In a project funded by the German Cancer Research Fund (Deutsche Krebshilfe), his team set out to clarify this issue by analysing patterns of gene expression in several thousands of tumour samples isolated from patients with colorectal cancer. The data revealed that the expression of 14-3-3sigma is indeed significantly downregulated in these tumours.

In addition, this effect was particularly pronounced in metastatic tumours, and the level of expression of the gene showed a negative correlation with the degree of cancer progression. Furthermore, patients with lower levels of expression of the 14-3-3sigma gene were found to have a worse prognosis than those with higher expression - and this finding was independent of whether or not the tumours also contained an inactivating mutation in the p53 gene.

To further explore the significance of 14-3-3sigma in intestinal carcinogenesis, the LMU researchers specifically inactivated the gene in a preclinical mouse model of intestinal cancer. Loss of the gene's function was found to stimulate the formation and growth of tumours in the gastrointestinal tract, and ultimately reduced survival times. Subsequent studies showed that, in the absence of the 14-3-3sigma gene, signalling pathways which are regulated by transcription factors that have been implicated in the formation of metastases are selectively induced. Interestingly, the 14-3-3sigma protein is known to bind and negatively regulate these transcription factors.

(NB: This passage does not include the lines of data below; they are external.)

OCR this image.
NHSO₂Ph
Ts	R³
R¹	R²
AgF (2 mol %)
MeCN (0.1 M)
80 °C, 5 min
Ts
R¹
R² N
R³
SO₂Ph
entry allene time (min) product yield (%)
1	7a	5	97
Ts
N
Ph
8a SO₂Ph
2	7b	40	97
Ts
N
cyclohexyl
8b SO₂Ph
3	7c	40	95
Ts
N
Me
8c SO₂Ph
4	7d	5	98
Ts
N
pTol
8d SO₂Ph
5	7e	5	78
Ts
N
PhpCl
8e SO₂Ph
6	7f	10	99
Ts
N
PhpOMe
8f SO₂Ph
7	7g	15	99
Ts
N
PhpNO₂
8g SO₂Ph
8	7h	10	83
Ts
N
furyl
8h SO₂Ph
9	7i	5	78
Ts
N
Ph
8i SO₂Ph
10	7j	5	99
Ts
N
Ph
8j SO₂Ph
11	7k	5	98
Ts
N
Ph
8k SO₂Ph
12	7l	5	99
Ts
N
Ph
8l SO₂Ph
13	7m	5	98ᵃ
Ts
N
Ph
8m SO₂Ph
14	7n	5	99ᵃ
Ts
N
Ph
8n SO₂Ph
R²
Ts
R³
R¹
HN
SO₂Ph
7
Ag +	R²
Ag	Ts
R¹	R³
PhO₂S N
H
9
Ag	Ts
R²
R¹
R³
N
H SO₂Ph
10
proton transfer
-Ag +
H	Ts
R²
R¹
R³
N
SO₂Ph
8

"Taken together, our results demonstrate that 14-3-3sigma is not only one of the many target genes that are controlled by p53 and mediate its tumour-suppressing function, but also has tumour-suppressive functions on its own in the gastrointestinal tract," he added. "Moreover, the signalling pathways that are triggered upon its inactivation are potential targets for therapeutic interventions.”

The authors of the study suggested that detection of decreased expression of the 14-3-3sigma gene in resected primary colon carcinomas could serve as a prognostic indicator in patient populations.